Der europäische Gesetzgeber ist aber sehr wohl dafür verantwortlich, eine ordnungspolitische Rahmengestaltung vorzugeben. Unabhängig vom spezifischen Grad der Marktöffnung muss überall sichergestellt sein, dass jedes Vergabenetz aus sich heraus wirtschaftlich ist. Quersubventionierungen, bei denen das lukrative Netz A den Unterkostenpreis im Netz B finanziert, sind nicht zu akzeptieren. Auch Über- und Unterkompensationen gegeneinander aufzurechnen, wie der VDV das machen möchte, ist nicht in Ordnung. Selbst die Aufgabenträger profitieren da langfristig nicht von. Wenn Unterkostenpreise bei der Vergabe akzeptiert werden, dann werden sich weniger Akteure beteiligen, vielleicht sogar niemand mehr.

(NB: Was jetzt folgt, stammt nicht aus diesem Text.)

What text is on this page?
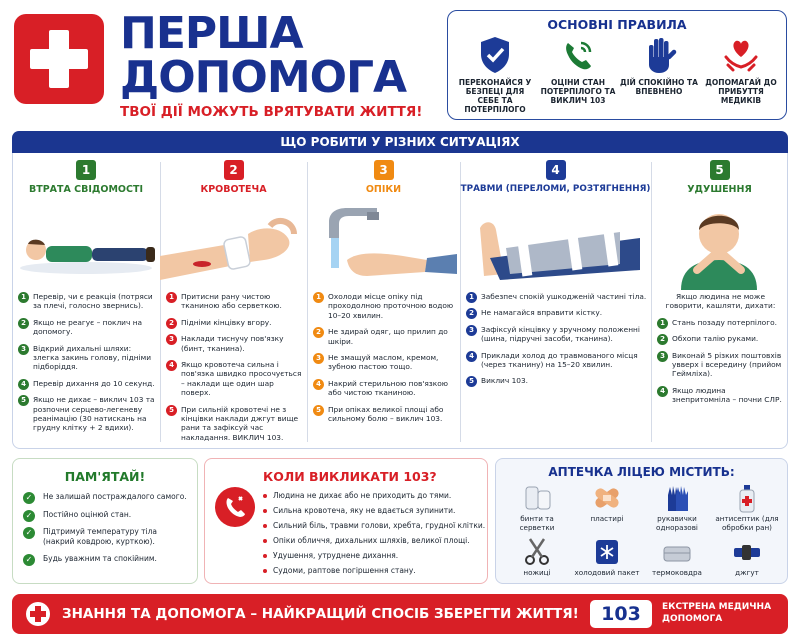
ПЕРША
ДОПОМОГА
ТВОЇ ДІЇ МОЖУТЬ ВРЯТУВАТИ ЖИТТЯ!
ОСНОВНІ ПРАВИЛА
ПЕРЕКОНАЙСЯ У БЕЗПЕЦІ ДЛЯ СЕБЕ ТА ПОТЕРПІЛОГО
ОЦІНИ СТАН ПОТЕРПІЛОГО ТА ВИКЛИЧ 103
ДІЙ СПОКІЙНО ТА ВПЕВНЕНО
ДОПОМАГАЙ ДО ПРИБУТТЯ МЕДИКІВ
ЩО РОБИТИ У РІЗНИХ СИТУАЦІЯХ
1
ВТРАТА СВІДОМОСТІ
1 Перевір, чи є реакція (потряси за плечі, голосно звернись).
2 Якщо не реагує – поклич на допомогу.
3 Відкрий дихальні шляхи: злегка закинь голову, підніми підборіддя.
4 Перевір дихання до 10 секунд.
5 Якщо не дихає – виклич 103 та розпочни серцево-легеневу реанімацію (30 натискань на грудну клітку + 2 вдихи).
2
КРОВОТЕЧА
1 Притисни рану чистою тканиною або серветкою.
2 Підніми кінцівку вгору.
3 Наклади тиснучу пов'язку (бинт, тканина).
4 Якщо кровотеча сильна і пов'язка швидко просочується – наклади ще один шар поверх.
5 При сильній кровотечі не з кінцівки наклади джгут вище рани та зафіксуй час накладання. ВИКЛИЧ 103.
3
ОПІКИ
1 Охолоди місце опіку під проходолною проточною водою 10–20 хвилин.
2 Не здирай одяг, що прилип до шкіри.
3 Не змащуй маслом, кремом, зубною пастою тощо.
4 Накрий стерильною пов'язкою або чистою тканиною.
5 При опіках великої площі або сильному болю – виклич 103.
4
ТРАВМИ (ПЕРЕЛОМИ, РОЗТЯГНЕННЯ)
1 Забезпеч спокій ушкодженій частині тіла.
2 Не намагайся вправити кістку.
3 Зафіксуй кінцівку у зручному положенні (шина, підручні засоби, тканина).
4 Приклади холод до травмованого місця (через тканину) на 15–20 хвилин.
5 Виклич 103.
5
УДУШЕННЯ
Якщо людина не може говорити, кашляти, дихати:
1 Стань позаду потерпілого.
2 Обхопи талію руками.
3 Виконай 5 різких поштовхів увверх і всередину (прийом Геймліха).
4 Якщо людина знепритомніла – почни СЛР.
ПАМ'ЯТАЙ!
✓	Не залишай постраждалого самого.
✓	Постійно оцінюй стан.
✓	Підтримуй температуру тіла (накрий ковдрою, курткою).
✓	Будь уважним та спокійним.
КОЛИ ВИКЛИКАТИ 103?
Людина не дихає або не приходить до тями.
Сильна кровотеча, яку не вдається зупинити.
Сильний біль, травми голови, хребта, грудної клітки.
Опіки обличчя, дихальних шляхів, великої площі.
Удушення, утруднене дихання.
Судоми, раптове погіршення стану.
АПТЕЧКА ЛІЦЕЮ МІСТИТЬ:
бинти та серветки
пластирі	рукавички одноразові
антисептик (для обробки ран)
ножиці	холодовий пакет	термоковдра	джгут
ЗНАННЯ ТА ДОПОМОГА – НАЙКРАЩИЙ СПОСІБ ЗБЕРЕГТИ ЖИТТЯ!	103	ЕКСТРЕНА МЕДИЧНА ДОПОМОГА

Und dann hat das Unternehmen, das mit Billigangeboten unterwegs ist, keinen Grund mehr, ein solches abzugeben. Es wird dann ein sehr teures Angebot machen. Eine hohe Vergabebeteiligung sichert einen wirtschaftlichen Preis für den Aufgabenträger. Das ist aber nur möglich, wenn es für jeden Bewerber eine realistische Chance gibt, das Netz zu gewinnen. Dazu gehört aber auch die Gewissheit, dass ein mögliches Unterkostenangebot nicht zum Zuge kommen kann. Ein guter Aufgabenträger wird das wissen. Aber um zu verhindern, dass Schindluder mit Querfinanzierungen betrieben wird, sollte es hierbei klare Regelungen geben – auf europäischer Ebene.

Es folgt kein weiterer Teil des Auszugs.